Todesstoß für den Generalstreik
Neues Buch zur Massenstreikdebatte aus anarchosyndikalistischer Sicht
»Der Generalstreik ist die unter den gegenwärtigen Umständen einzig mögliche, von den ökonomisch-technischen Verhältnissen des Kapitalismus selbst geschaffene und bedingte Form der Revolution.« Arnold Roller ist nur eines der Pseudonyme des durch seine Broschüren vielleicht einflussreichsten deutschen Syndikalisten des frühen 20. Jahrhunderts, Siegfried Nacht. Sein Zitat gibt die Revolutionsvorstellung des Anarchosyndikalismus bis heute wieder. Ähnlich den Konzepten anderer Randströmungen der Arbeiterbewegung ist seine Geschichte eine des Scheiterns.
Mit beidem – der Herausbildung der auf den Generalstreik orientierten lokalistischen gewerkschaftlichen Gruppen und Verbände als Vorläufer des Anarchosyndikalismus und ihrer Isolation in der Arbeiterbewegung – beschäftigt sich aus anarchosyndikalistischer Sicht die kurze Studie Helge Döhrings mit dem etwas umständlichen Titel »Abwehrstreik…Proteststreik… Massenstreik? Generalstreik!«.

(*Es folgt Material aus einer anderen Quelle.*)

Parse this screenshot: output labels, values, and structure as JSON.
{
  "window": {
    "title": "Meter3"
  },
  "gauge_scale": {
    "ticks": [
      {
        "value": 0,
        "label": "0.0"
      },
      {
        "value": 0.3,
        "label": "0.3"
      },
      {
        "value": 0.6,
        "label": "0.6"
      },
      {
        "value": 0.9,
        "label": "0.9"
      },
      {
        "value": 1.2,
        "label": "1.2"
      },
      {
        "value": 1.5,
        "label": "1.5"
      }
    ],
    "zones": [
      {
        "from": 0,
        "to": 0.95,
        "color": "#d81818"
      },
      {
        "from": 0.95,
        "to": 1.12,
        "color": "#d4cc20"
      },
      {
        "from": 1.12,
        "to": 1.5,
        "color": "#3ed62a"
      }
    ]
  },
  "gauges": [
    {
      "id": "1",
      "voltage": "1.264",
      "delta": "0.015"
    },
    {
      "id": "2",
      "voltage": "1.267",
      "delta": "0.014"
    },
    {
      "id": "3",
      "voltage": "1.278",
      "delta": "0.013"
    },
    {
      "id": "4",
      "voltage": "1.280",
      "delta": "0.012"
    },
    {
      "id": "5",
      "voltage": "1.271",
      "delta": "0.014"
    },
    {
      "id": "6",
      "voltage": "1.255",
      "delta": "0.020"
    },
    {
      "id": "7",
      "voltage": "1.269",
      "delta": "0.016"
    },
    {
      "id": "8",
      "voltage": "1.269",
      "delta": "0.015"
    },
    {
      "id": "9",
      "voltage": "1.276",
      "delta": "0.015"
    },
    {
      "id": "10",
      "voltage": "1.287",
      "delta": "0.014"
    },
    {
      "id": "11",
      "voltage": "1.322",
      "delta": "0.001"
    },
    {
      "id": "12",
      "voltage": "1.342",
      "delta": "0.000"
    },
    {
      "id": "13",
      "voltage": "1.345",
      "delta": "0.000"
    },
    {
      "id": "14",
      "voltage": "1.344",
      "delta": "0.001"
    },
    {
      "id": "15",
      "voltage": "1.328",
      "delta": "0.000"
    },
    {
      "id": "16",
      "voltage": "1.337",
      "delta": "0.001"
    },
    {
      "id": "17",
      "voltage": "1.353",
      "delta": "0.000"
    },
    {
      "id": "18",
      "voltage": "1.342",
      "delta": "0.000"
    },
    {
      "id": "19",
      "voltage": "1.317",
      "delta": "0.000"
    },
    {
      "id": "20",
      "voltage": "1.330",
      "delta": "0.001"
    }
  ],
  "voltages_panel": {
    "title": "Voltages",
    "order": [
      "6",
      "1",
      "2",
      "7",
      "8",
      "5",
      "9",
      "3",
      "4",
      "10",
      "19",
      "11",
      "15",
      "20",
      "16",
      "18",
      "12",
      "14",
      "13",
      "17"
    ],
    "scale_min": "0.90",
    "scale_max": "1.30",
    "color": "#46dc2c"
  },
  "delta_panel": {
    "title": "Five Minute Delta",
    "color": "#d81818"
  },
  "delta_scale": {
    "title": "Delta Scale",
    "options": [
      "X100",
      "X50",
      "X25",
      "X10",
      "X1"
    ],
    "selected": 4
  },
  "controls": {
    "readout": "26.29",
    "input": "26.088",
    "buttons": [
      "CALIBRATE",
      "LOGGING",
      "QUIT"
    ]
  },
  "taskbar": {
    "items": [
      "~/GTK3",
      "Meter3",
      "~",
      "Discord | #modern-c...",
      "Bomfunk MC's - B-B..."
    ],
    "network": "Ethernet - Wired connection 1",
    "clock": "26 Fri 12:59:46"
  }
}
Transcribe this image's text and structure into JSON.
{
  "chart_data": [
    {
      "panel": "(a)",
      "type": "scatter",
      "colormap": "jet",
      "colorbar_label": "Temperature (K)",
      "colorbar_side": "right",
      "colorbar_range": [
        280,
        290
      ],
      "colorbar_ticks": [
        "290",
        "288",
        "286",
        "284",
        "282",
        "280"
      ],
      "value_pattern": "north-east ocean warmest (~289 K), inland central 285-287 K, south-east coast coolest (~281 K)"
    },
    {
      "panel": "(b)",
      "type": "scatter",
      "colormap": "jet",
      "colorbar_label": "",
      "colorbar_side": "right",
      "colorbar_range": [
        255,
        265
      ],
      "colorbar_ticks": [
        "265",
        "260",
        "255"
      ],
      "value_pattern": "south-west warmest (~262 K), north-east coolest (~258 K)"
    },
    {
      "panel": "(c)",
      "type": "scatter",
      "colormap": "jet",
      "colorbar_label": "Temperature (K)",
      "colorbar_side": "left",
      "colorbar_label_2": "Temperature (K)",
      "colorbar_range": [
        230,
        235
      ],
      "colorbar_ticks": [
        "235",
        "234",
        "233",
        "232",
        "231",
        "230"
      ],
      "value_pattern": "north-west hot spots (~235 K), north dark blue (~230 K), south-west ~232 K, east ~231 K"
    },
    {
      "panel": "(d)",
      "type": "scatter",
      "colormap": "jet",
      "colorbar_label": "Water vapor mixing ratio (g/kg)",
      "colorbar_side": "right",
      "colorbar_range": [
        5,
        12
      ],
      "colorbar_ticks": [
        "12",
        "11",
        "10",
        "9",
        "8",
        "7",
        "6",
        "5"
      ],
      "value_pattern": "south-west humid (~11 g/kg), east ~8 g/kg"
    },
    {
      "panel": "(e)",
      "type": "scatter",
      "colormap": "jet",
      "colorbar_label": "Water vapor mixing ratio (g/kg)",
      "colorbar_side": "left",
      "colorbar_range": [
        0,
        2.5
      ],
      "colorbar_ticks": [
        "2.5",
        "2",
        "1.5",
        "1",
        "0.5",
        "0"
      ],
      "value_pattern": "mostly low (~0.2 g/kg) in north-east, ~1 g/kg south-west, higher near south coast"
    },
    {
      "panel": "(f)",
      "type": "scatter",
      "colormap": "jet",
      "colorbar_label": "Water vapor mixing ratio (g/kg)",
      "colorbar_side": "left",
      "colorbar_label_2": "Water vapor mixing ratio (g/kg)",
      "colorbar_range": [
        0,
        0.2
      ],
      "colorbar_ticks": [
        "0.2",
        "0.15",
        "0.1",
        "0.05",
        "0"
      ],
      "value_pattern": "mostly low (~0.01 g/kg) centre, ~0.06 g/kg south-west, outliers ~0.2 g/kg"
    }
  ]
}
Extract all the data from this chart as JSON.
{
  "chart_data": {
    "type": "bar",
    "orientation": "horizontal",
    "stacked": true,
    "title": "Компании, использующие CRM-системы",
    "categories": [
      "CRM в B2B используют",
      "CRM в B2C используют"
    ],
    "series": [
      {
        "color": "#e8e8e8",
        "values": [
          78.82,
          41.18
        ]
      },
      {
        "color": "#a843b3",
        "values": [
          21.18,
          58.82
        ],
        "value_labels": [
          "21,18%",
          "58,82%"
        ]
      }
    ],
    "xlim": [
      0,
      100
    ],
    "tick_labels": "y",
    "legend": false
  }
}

Döhring geht von einem vermeintlichen logischen Dilemma aus: »Dem normalen Menschenverstand muss es verwunderlich erscheinen, dass die Arbeiterklasse ihre mächtigste Waffe kaum einsetzt: Den Generalstreik.« Die historischen Grundlagen dafür sieht der Autor in der Zurückweisung der Generalstreikidee in der »Massenstreikdebatte« seit 1905 durch alle drei Strömungen der Sozialdemokratie, was durch die Vorreiterrolle der SPD innerhalb der Zweiten Internationale auch in anderen europäischen Ländern nachgewirkt habe. Denn, so Döhring, nicht nur Gewerkschaften und revisionistische Parteirechte, sondern auch das Zentrum um Karl Kautsky und die Linksradikalen seien »ganz auf die Zentralgewerkschaften« und ihre Unterordnung unter die parlamentarische Strategie fixiert gewesen. Ausschluss und Isolierung der Lokalisten hätten die Generalstreikidee endgültig aus der Arbeiterbewegung verbannt. Vom Vorsitzenden der Generalkommission der Gewerkschaften Deutschlands und später auch des ADGB, Carl Legien, ist überliefert, dass für ihn der Generalstreik ein »Generalunsinn« war
Von Interesse dürfte aber weniger die historische Aufarbeitung der Geschichte der Vorkriegsoppositionen innerhalb der Sozialdemokratie sein, die etwa in Dirk Müllers »Gewerkschaftliche Versammlungsdemokratie und Arbeiterdelegierte vor 1918« bereits eine weitaus bessere Darstellung erfahren hat. Auch die Aufarbeitung der Massenstreikdebatte bleibt teilweise insbesondere in Hinsicht auf die Positionen der Linksradikalen oberflächlich.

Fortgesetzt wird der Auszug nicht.